My life came to an end at 91 years old, dying alone in my small home in my native Victoria, Canada, with no friends or anyone who remembered me beyond my artwork or my work as an artist.
I was born on April 19, 1950, into a small family with my parents, brilliant doctors of the time, and two sisters who worked in the same profession as my parents. According to them, it was "to continue" our family's legacy, as my grandparents on both sides of the family had worked in the fascinating profession of medicine.
My childhood and youth were relatively peaceful for a child of my time. My parents were able to provide a good basic education for the three of us. Although at that time, I developed differently than my more open and social sisters. I was a child who enjoyed reading and artistic endeavors like painting, sculpture, and some minor work in other areas. This led to me being the loneliest in my family as a child, a boy who preferred to spend time in my room reading important books from different areas and jobs that allowed me to unleash my creativity. Although I did not develop with mistreatment from other children, I was seen as strange, leaving me with few relationships in my early life.
My quiet life actually ended when I moved from school to university. My sisters, each with their different hobbies, had actually decided to pursue the medical field like the rest of our relatives. However, my decision to pursue my passion for art caused my parents to refuse to pay for my education and created a distance from them with me. I never tried to recover the relationship with my family who supported the same treatment as my parents, not because I blamed them for their decision but because I respected their position, and I preferred to focus on myself on a path that would make me happy.
Fortunately for me, I was able to get a full scholarship to OCAD (Ontario College of Art and Design), the best institution in my country to learn the art that I was so passionate about. Although during this stage I had to work in a small workshop in the city to be able to cover my daily expenses. The years at that university were difficult, but I was able to graduate normally as the best in my class.
My first art job was at a Vancouver art gallery while I continued my studies in the area. This first job opened the door for me to meet several artists from different fields.
From that time on, I developed a fascination with acquiring knowledge in my field on my own. I studied all types of art until I had what I considered sufficient knowledge of the theory and practice of a given art, developing a broad mastery of various modern, antique, and other styles.
My good performance at that art gallery and my good academic references led me to move to the United Kingdom in 1981 to continue my studies and work in various museums in different roles, although at that time they also allowed me to develop some works that made me somewhat recognized. My experience lasted until 1993, perhaps this was one of the best moments of my life.
The next episode of my life was a trip through the various countries that fascinated me in theory and practice with their style of art, visiting museums or experts who shared with me revealing knowledge, this episode was the one I would define as my best moment of my entire life, although it was somewhat short for my taste, only six years traveling from 1993 to 1999.

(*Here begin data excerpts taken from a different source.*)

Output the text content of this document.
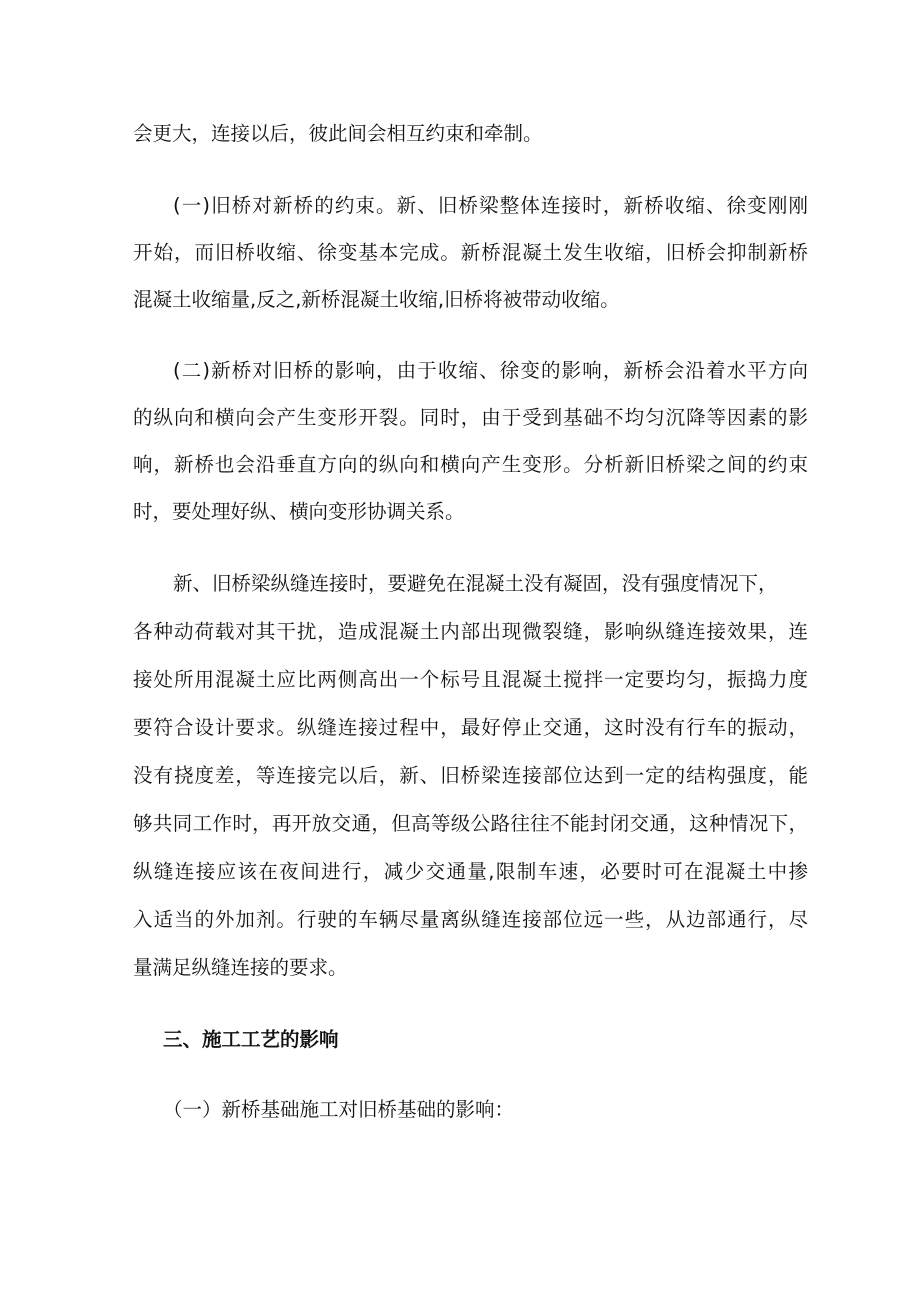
会更大，连接以后，彼此间会相互约束和牵制。
(一)旧桥对新桥的约束。新、旧桥梁整体连接时，新桥收缩、徐变刚刚
开始，而旧桥收缩、徐变基本完成。新桥混凝土发生收缩，旧桥会抑制新桥
混凝土收缩量,反之,新桥混凝土收缩,旧桥将被带动收缩。
(二)新桥对旧桥的影响，由于收缩、徐变的影响，新桥会沿着水平方向
的纵向和横向会产生变形开裂。同时，由于受到基础不均匀沉降等因素的影
响，新桥也会沿垂直方向的纵向和横向产生变形。分析新旧桥梁之间的约束
时，要处理好纵、横向变形协调关系。
新、旧桥梁纵缝连接时，要避免在混凝土没有凝固，没有强度情况下，
各种动荷载对其干扰，造成混凝土内部出现微裂缝，影响纵缝连接效果，连
接处所用混凝土应比两侧高出一个标号且混凝土搅拌一定要均匀，振捣力度
要符合设计要求。纵缝连接过程中，最好停止交通，这时没有行车的振动，
没有挠度差，等连接完以后，新、旧桥梁连接部位达到一定的结构强度，能
够共同工作时，再开放交通，但高等级公路往往不能封闭交通，这种情况下，
纵缝连接应该在夜间进行，减少交通量,限制车速，必要时可在混凝土中掺
入适当的外加剂。行驶的车辆尽量离纵缝连接部位远一些，从边部通行，尽
量满足纵缝连接的要求。
三、施工工艺的影响
（一）新桥基础施工对旧桥基础的影响：
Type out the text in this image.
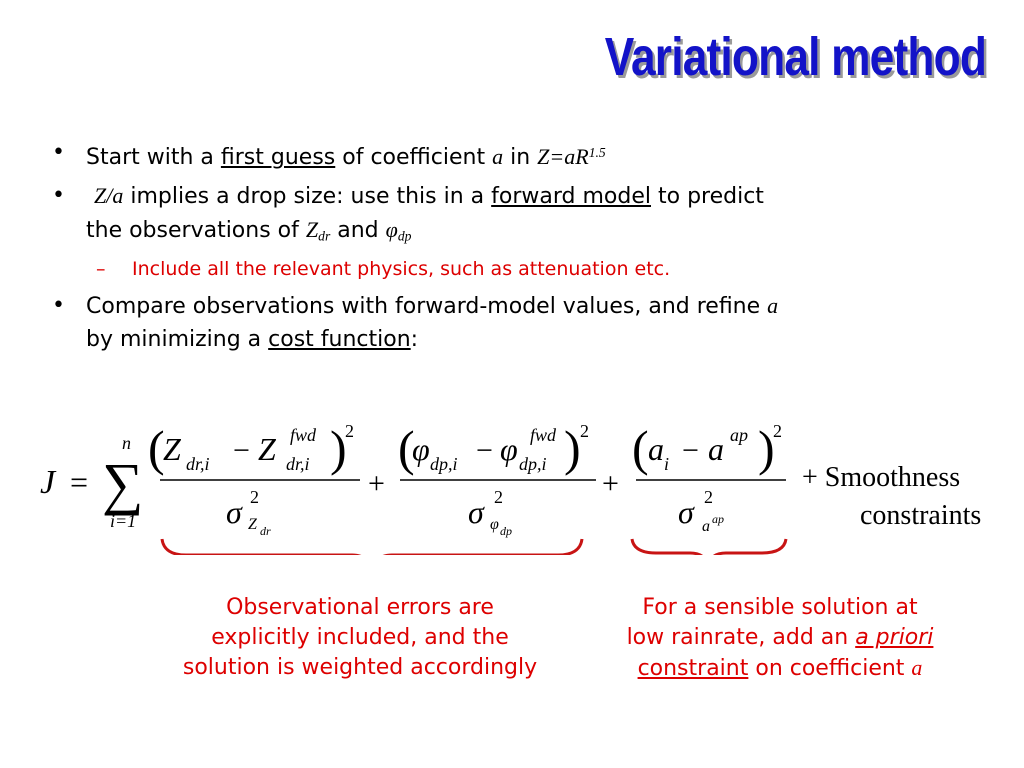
Variational method
• Start with a first guess of coefficient a in $Z=aR^{1.5}$
• Z/a implies a drop size: use this in a forward model to predict
the observations of $Z_{dr}$ and $\varphi_{dp}$
– Include all the relevant physics, such as attenuation etc.
• Compare observations with forward-model values, and refine a
by minimizing a cost function:
J =
n
∑
i=1
(
Z dr,i − Z fwd
dr,i )
2
σ 2
Z dr
+
(
φ dp,i − φ fwd
dp,i ) 2
σ 2
φ dp
+
( a i − a ap )
2
σ 2
a ap
+ Smoothness
constraints
Observational errors are
explicitly included, and the
solution is weighted accordingly
For a sensible solution at
low rainrate, add an a priori
constraint on coefficient a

The beginning of the new millennium was the episode where I decided to settle down in my already long life, I no longer had the energy to continue with my travels and learning from experts, from the wonderful 2000s to 2040, I spent my life working in some universities in the United States, in addition to developing my artistic legacy with various works that I donated to museums or were auctioned off to people who appreciated my work, at that time you can say that I collected all my early years of life and built an image based on them.

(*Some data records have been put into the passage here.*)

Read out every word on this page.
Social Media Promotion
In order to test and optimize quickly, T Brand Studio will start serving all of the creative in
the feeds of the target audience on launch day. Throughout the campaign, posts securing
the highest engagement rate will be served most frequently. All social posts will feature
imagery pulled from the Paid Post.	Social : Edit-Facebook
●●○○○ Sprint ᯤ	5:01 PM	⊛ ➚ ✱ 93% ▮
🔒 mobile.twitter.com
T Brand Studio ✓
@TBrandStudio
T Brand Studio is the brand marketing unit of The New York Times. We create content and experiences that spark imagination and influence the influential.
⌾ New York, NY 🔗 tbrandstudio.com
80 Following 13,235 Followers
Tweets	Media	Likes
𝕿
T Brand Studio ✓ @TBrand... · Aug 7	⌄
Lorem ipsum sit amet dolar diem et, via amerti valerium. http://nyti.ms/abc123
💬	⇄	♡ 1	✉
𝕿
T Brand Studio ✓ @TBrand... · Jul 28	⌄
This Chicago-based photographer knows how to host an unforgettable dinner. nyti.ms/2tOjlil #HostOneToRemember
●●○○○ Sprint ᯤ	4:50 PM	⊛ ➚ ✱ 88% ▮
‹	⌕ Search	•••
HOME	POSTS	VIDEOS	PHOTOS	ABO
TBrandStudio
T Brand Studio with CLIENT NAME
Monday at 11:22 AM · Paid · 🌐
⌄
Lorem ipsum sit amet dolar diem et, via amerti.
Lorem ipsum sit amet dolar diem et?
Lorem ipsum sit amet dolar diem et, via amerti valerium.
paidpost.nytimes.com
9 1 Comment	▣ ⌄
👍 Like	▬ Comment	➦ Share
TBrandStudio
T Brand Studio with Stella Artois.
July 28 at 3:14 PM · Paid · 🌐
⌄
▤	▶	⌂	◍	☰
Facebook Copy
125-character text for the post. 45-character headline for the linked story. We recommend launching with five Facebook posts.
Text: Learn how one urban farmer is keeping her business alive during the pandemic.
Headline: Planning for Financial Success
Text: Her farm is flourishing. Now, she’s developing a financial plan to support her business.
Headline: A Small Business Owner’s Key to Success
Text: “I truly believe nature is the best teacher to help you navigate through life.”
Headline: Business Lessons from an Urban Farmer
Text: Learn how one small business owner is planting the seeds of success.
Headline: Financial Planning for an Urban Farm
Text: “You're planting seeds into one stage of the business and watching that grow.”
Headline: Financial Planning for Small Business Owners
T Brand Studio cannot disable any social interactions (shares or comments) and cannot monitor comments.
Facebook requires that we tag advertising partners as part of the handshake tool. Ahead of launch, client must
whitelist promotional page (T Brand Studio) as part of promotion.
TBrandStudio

After my health deteriorated to a point where I could feel my life was coming to an end, I moved back to a small house in my hometown, awaiting the inevitable fate of human beings, but continuing my work just for myself.
Throughout my life, in my fascination with art, I had the opportunity to learn many other things, through books (although with the advancement of technology this diversified) that introduced me to some subjects as diverse as philosophy to medicine, but I was not an erudite connoisseur of multiple subjects, just a man curious to know a little bit of everything. I also sometimes liked to talk to people from other professions to open my mind more, since for me an artist should appreciate the world around them.
Perhaps the last detail of my life and the most peculiar was my culinary development. Due to a rare peculiarity that did not allow me to eat things for reasons I liked, it allowed me to develop a taste in me for making my own food by allowing me to do things exactly the way I like them. Although my travels allowed me to expand my tastes and knowledge in various fields, I do not consider myself a chef but a cook built by experience and adventure.
Perhaps the only regrettable thing about my life was how lonely it was. I never had a group of friends for long in my youth. From college onward, my life was more about professional relationships than friends, and let's not even talk about romantic relationships. That will be the only thorn I'll have with my death. But I feel it wasn't so much because of me. I was never rude, temperamental, or had some of the traits that are said to be negative and push people away. Maybe I was just born in the wrong world or didn't meet the right people.
Let's put aside my thoughts of being an old man, let's become just another person leaving the world. I was also able to have a good life, and my thoughts are for the living, not for someone who is simply taking their last breath.